Kwasi Kwarteng, the new chancellor of the Exchequer or finance minister, issued a similar statement, saying: “We get it, and we have listened.”
Truss’s government unveiled its hugely controversial economic plan in a “mini-budget” on September 23. It would see the UK borrowing billions to pay for tax cuts and spending to insulate consumers from soaring energy bills.
The reaction to the plans was swift. Investors, fearing the moves would worsen inflation, dumped the pound and government bonds. In a highly unusual move, the Bank of England intervened last week to stop a financial market revolt.
The Conservative Party’s popularity has plummeted as well. In one breathtaking survey by YouGov, the Conservatives lagged 33 percentage points behind the opposition Labour Party, a gap not seen since the 1990s.
The U-turn is a huge blow to the authority of Truss, who has been in office for just under a month. As recently as Sunday morning, she said she was committed to the policy and would stick with the tax cuts. Kwarteng had been expected to defend the measures in his address to the Conservative Party’s annual conference later on Monday.
But the government faced a growing backlash from within its own ranks, with several Conservative lawmakers coming out publicly to voice their opposition to plans that offered the best paid a tax cut, while millions are facing a financial squeeze from the cost-of-living crisis.
The plans still have to be passed by Parliament and some commentators have questioned whether they would have made it through.
“I can’t support the 45p tax removal when nurses are struggling to pay their bills,” tweeted Conservative lawmaker Maria Caulfield, who served as minister of state for health in the previous government.

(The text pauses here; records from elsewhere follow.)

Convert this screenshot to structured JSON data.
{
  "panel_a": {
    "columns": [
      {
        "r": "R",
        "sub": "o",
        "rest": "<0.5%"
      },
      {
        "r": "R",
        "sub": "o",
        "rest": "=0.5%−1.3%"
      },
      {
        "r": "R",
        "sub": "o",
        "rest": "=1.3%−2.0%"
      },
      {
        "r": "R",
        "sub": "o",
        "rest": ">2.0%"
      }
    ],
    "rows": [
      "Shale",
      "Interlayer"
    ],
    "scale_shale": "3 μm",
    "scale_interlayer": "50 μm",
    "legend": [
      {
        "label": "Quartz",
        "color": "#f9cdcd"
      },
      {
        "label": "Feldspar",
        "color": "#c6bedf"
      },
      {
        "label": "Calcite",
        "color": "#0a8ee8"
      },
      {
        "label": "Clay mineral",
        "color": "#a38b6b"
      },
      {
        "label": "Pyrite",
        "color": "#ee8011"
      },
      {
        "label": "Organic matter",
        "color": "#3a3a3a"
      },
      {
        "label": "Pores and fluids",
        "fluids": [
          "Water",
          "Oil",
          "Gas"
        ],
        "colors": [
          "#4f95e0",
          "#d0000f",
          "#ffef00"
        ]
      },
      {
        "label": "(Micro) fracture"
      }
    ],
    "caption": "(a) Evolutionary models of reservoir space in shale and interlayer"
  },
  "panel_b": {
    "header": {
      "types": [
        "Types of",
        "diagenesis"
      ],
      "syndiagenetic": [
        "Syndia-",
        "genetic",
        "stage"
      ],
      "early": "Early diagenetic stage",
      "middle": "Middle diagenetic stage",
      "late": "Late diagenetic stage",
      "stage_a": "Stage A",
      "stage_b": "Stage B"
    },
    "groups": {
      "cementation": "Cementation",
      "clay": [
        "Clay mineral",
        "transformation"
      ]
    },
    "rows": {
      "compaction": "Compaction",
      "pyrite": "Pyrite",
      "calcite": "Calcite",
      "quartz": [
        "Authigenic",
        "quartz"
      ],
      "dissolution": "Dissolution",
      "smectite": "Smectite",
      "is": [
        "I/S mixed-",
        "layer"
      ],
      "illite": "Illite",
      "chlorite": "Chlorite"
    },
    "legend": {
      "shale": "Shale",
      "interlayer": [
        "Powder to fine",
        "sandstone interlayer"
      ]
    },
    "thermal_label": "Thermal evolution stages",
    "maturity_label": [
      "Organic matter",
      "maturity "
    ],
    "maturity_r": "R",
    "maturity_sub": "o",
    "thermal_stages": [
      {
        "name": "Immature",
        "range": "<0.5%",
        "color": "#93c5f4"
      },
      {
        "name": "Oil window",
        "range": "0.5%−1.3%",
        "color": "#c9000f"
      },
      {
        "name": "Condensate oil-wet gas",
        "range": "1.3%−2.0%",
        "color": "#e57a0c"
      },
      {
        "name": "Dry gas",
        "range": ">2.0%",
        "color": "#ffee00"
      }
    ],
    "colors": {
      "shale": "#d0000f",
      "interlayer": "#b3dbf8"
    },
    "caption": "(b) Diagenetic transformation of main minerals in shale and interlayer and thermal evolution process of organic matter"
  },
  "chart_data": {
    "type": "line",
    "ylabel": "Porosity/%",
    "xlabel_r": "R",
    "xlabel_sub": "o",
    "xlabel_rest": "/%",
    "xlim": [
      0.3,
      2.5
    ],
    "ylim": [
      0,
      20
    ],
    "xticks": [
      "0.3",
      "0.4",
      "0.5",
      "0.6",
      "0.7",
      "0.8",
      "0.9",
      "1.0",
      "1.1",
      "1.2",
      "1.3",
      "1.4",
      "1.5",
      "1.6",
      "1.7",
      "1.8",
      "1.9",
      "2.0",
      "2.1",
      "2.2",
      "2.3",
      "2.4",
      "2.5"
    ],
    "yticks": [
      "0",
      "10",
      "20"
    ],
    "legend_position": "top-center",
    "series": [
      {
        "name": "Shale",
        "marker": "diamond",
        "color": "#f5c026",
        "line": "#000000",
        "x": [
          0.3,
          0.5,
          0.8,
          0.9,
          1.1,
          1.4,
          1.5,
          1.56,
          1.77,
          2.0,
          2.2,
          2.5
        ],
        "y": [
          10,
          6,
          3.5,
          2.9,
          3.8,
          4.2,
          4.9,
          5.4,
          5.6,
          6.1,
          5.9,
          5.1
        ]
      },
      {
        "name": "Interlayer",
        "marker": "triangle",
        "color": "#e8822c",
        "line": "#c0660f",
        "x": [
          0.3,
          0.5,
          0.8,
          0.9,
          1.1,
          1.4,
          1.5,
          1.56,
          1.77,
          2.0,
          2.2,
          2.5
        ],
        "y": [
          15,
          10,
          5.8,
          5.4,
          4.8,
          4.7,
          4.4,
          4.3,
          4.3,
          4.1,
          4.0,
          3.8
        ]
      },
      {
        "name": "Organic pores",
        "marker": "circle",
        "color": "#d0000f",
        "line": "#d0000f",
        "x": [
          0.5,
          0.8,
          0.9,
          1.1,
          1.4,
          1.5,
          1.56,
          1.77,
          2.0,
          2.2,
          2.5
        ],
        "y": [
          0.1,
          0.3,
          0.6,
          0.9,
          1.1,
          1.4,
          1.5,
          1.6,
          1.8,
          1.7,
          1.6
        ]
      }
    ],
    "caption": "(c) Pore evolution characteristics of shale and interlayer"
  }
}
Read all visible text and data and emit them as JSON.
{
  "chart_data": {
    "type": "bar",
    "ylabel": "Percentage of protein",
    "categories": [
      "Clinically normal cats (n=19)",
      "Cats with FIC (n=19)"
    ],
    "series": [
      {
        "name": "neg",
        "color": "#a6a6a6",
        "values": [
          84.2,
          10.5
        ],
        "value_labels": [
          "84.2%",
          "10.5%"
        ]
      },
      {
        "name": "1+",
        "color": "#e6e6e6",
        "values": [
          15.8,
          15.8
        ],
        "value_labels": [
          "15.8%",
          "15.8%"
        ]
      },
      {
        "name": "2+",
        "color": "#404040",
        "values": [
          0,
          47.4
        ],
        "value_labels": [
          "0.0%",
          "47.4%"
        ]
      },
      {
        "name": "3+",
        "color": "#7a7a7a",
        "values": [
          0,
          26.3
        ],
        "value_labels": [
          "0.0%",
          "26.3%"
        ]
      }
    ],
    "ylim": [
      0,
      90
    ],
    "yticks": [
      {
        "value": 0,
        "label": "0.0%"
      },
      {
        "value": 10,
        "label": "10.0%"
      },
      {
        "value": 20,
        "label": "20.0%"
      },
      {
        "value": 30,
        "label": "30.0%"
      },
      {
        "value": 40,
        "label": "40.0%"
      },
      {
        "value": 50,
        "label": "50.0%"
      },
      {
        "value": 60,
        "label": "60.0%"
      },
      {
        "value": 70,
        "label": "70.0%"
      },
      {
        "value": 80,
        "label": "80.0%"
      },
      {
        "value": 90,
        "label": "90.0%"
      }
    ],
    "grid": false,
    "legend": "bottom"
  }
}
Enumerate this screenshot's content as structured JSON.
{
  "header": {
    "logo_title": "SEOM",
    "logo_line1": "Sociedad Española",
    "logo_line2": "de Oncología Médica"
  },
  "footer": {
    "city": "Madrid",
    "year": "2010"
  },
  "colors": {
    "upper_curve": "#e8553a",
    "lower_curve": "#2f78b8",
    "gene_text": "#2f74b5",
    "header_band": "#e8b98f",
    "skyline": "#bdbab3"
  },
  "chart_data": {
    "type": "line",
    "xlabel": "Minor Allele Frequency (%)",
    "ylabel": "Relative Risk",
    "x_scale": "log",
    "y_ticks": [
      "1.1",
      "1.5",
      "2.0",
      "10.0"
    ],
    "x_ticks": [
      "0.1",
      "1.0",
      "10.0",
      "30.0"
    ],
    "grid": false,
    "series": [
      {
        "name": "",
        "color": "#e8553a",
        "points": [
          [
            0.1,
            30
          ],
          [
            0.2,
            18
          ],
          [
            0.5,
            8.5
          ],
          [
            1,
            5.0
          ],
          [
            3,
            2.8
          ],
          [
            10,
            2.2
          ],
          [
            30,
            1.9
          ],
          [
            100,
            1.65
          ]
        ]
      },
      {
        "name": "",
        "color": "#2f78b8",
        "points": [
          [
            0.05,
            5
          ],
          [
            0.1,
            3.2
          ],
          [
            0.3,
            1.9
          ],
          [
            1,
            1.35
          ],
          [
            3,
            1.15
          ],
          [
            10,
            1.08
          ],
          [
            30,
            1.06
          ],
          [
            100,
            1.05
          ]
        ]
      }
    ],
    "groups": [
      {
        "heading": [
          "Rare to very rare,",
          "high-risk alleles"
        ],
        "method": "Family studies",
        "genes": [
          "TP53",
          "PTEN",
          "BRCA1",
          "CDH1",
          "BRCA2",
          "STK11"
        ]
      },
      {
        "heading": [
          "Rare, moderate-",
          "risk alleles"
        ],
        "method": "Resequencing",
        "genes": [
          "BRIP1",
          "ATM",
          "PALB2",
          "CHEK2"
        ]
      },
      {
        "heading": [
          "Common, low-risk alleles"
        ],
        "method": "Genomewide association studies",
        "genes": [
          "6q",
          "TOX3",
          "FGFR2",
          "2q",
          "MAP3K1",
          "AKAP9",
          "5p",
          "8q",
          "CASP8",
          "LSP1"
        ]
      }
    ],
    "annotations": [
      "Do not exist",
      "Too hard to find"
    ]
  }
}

Michael Gove, a senior Conservative, said that unfunded tax cuts were “not Conservative”.
Asked by the BBC if he was scrapping the plans because they wouldn’t get support in Parliament, Kwarteng said: “It’s not a question of getting it through, it’s a question of actually getting people behind the measure. It’s not about parliamentary games or votes in the House of Commons.
“It’s about listening to people, listening to constituents who have expressed very strong views about this, and on balance I thought it was the right thing not to proceed,” he said.